Key things to remember about Average Product

  • Average product is output per unit of variable input, usually labor, in short-run production.

  • You calculate it by dividing total product by the number of units of the variable input used.

  • Average product usually rises first, then falls, because workers can specialize at first and later run into diminishing returns.

  • The highest point on the average product curve is the point of maximum productivity.

  • Marginal product and average product are linked, and marginal product crosses average product at its peak.

Frequently asked questions about Average Product

What is Average Product in Principles of Microeconomics?

Average product is the amount of output produced per unit of variable input in the short run, usually per worker. It is found by dividing total product by the number of workers or other variable input units. This makes it a quick productivity measure for a firm's current production setup.
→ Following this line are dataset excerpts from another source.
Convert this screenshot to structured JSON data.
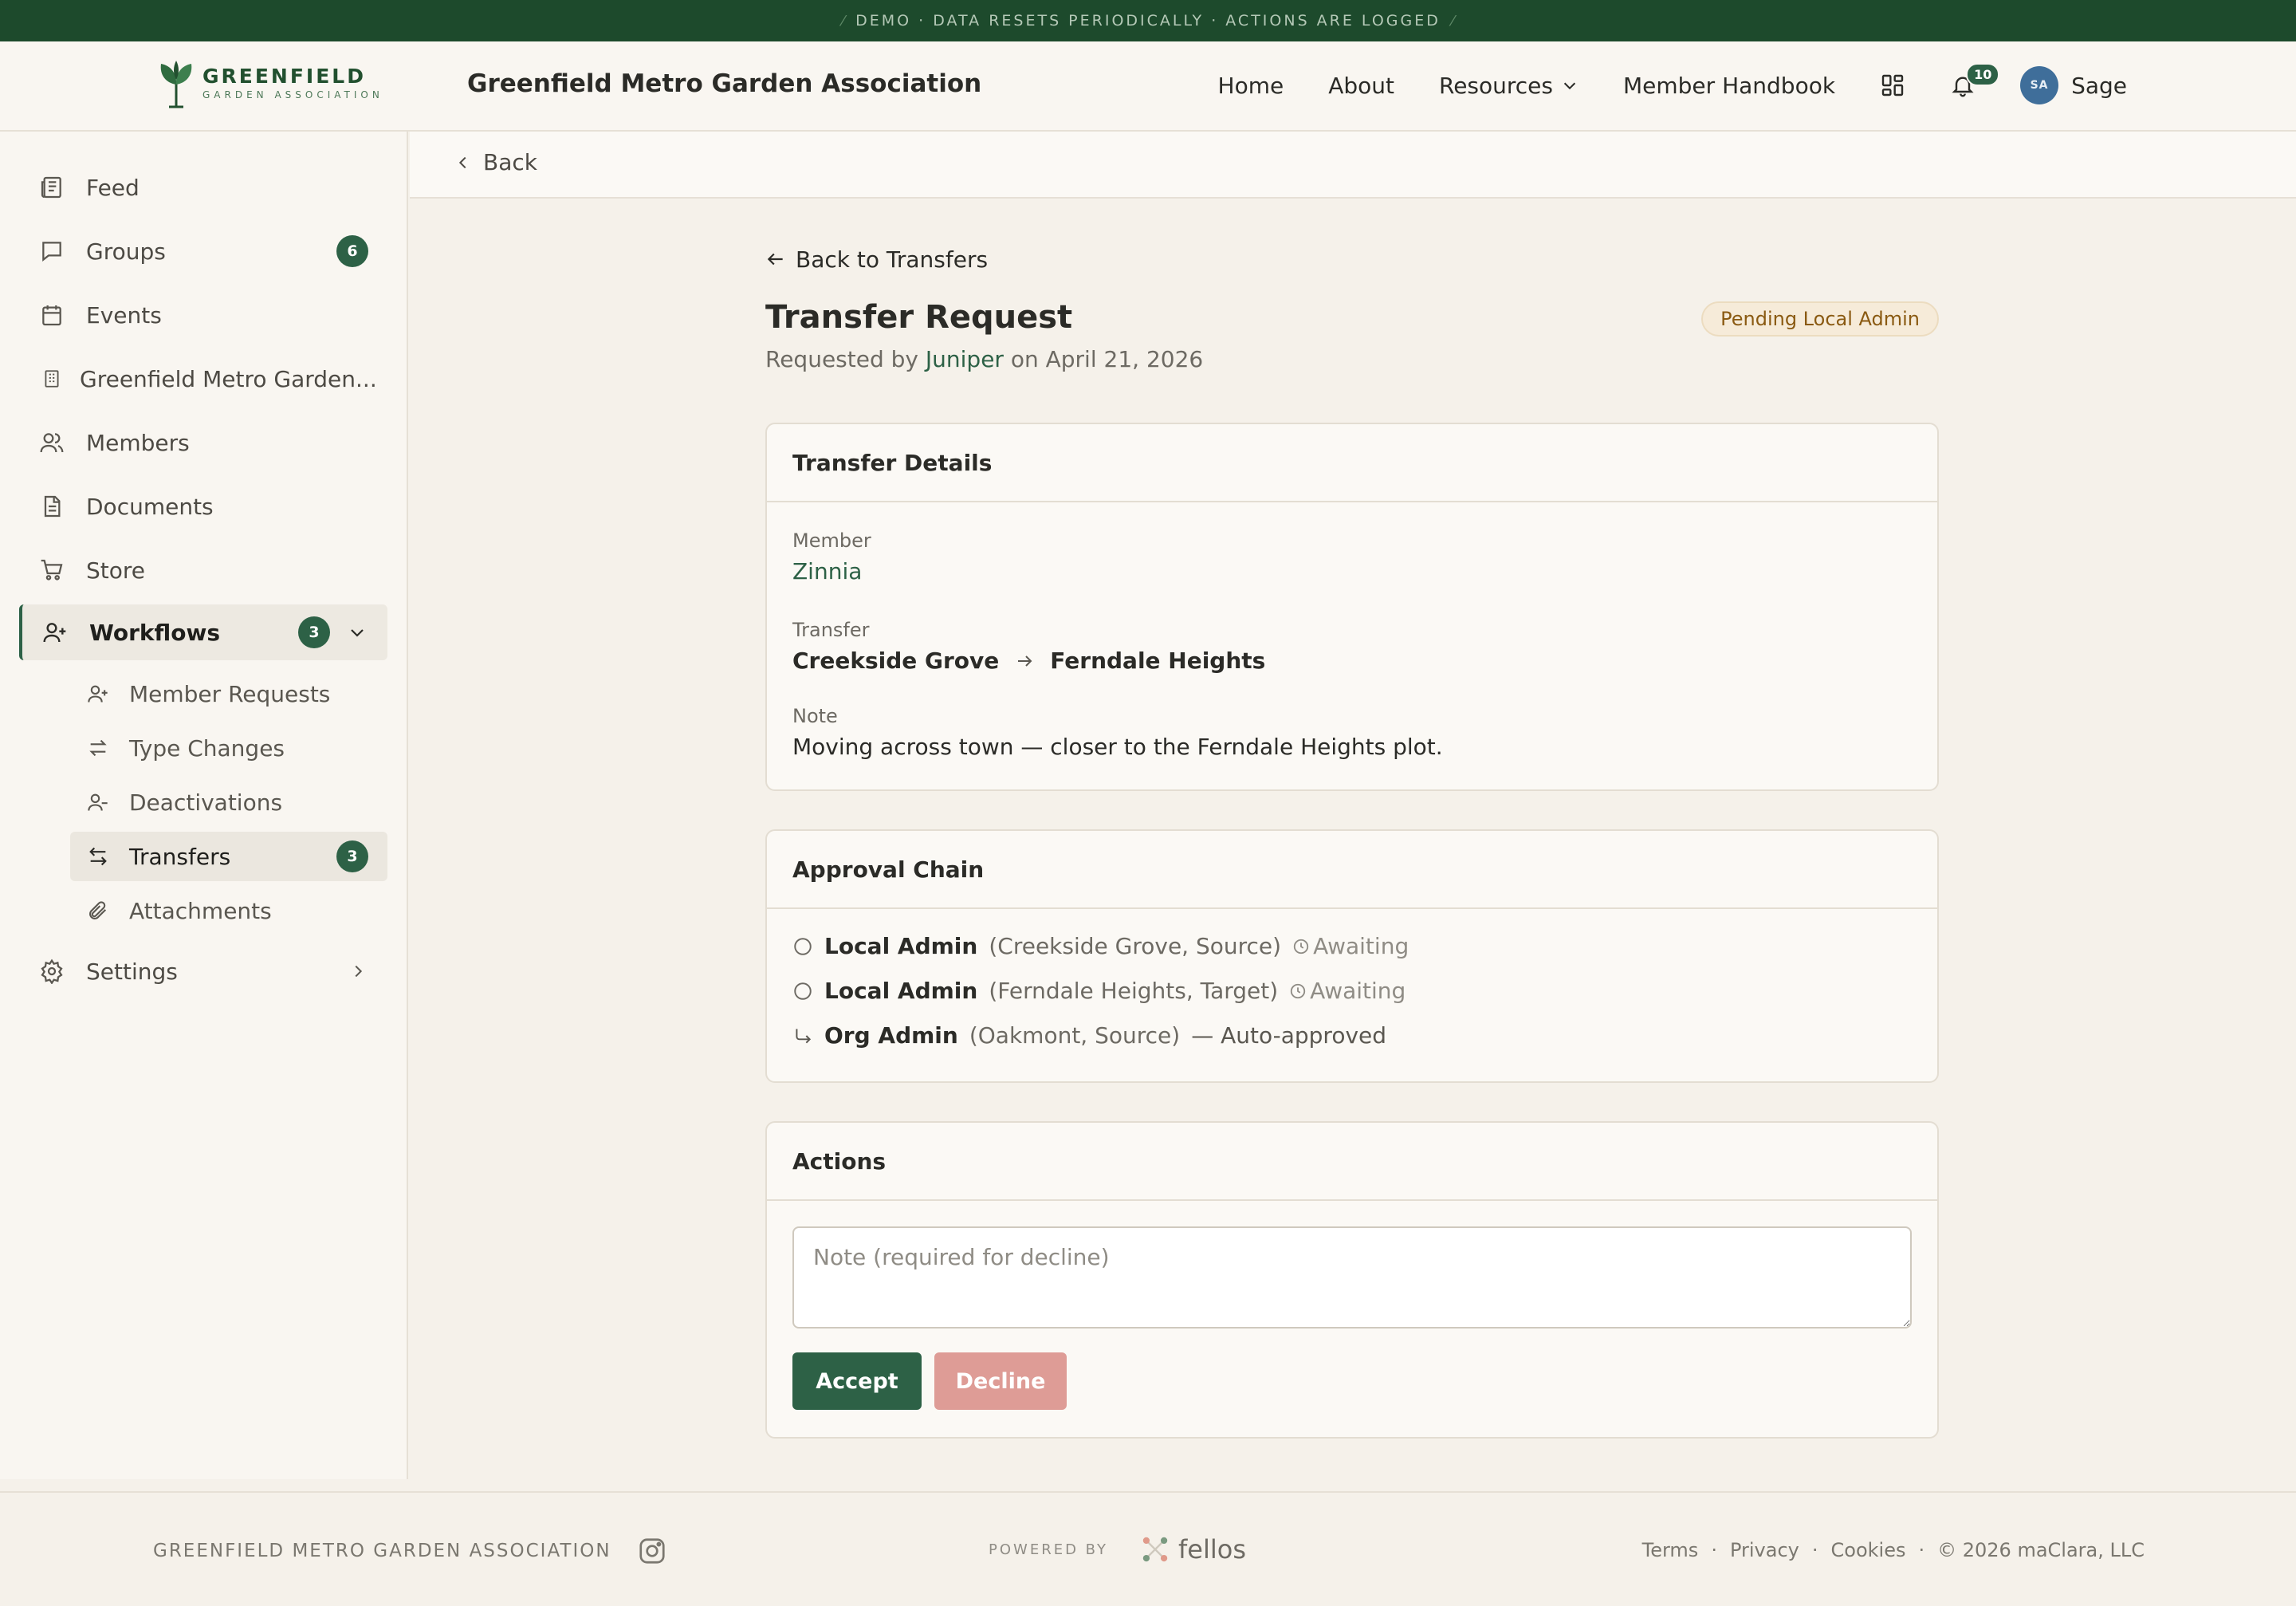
{
  "banner": {
    "text": "DEMO · DATA RESETS PERIODICALLY · ACTIONS ARE LOGGED"
  },
  "brand": {
    "name": "GREENFIELD",
    "sub": "GARDEN ASSOCIATION",
    "color": "#22502f"
  },
  "header": {
    "org_title": "Greenfield Metro Garden Association",
    "nav": {
      "home": "Home",
      "about": "About",
      "resources": "Resources",
      "handbook": "Member Handbook"
    },
    "notifications_count": "10",
    "user": {
      "initials": "SA",
      "name": "Sage"
    }
  },
  "sidebar": {
    "feed": "Feed",
    "groups": {
      "label": "Groups",
      "count": "6"
    },
    "events": "Events",
    "org": "Greenfield Metro Garden...",
    "members": "Members",
    "documents": "Documents",
    "store": "Store",
    "workflows": {
      "label": "Workflows",
      "count": "3"
    },
    "sub": {
      "member_requests": "Member Requests",
      "type_changes": "Type Changes",
      "deactivations": "Deactivations",
      "transfers": {
        "label": "Transfers",
        "count": "3"
      },
      "attachments": "Attachments"
    },
    "settings": "Settings"
  },
  "backbar": {
    "label": "Back"
  },
  "page": {
    "back_link": "Back to Transfers",
    "title": "Transfer Request",
    "status": "Pending Local Admin",
    "requested_prefix": "Requested by",
    "requester": "Juniper",
    "requested_on": "on April 21, 2026"
  },
  "details": {
    "heading": "Transfer Details",
    "member_label": "Member",
    "member": "Zinnia",
    "transfer_label": "Transfer",
    "from": "Creekside Grove",
    "to": "Ferndale Heights",
    "note_label": "Note",
    "note": "Moving across town — closer to the Ferndale Heights plot."
  },
  "approval": {
    "heading": "Approval Chain",
    "steps": [
      {
        "role": "Local Admin",
        "context": "(Creekside Grove, Source)",
        "status": "Awaiting"
      },
      {
        "role": "Local Admin",
        "context": "(Ferndale Heights, Target)",
        "status": "Awaiting"
      },
      {
        "role": "Org Admin",
        "context": "(Oakmont, Source)",
        "status": "— Auto-approved"
      }
    ]
  },
  "actions": {
    "heading": "Actions",
    "note_placeholder": "Note (required for decline)",
    "accept": "Accept",
    "decline": "Decline"
  },
  "footer": {
    "org": "GREENFIELD METRO GARDEN ASSOCIATION",
    "powered_by": "POWERED BY",
    "platform": "fellos",
    "links": {
      "terms": "Terms",
      "privacy": "Privacy",
      "cookies": "Cookies",
      "sep": "·"
    },
    "copyright": "© 2026 maClara, LLC"
  },
  "colors": {
    "accent": "#2d6146",
    "banner_bg": "#1d4a2c",
    "decline": "#de9c96",
    "status_bg": "#f6ebd9"
  }
}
How do you calculate average product?

Use the formula AP = TP / L when labor is the variable input, or divide total output by whatever variable input the problem gives you. For example, if a firm produces 80 units with 4 workers, average product is 20 units per worker. The calculation is simple, but the interpretation matters more than the number itself.

What is the difference between average product and marginal product?

Average product is the average output per unit of input, while marginal product is the extra output from one more unit of input. Average product gives you the big-picture productivity rate, and marginal product shows the effect of the next worker or input unit. They are related, but they answer different questions.

Why does average product eventually fall?

Average product eventually falls because of diminishing marginal returns in the short run. Once the fixed input, like machinery or workspace, gets crowded, each additional worker adds less output than before. That drags down the average even if total output is still increasing.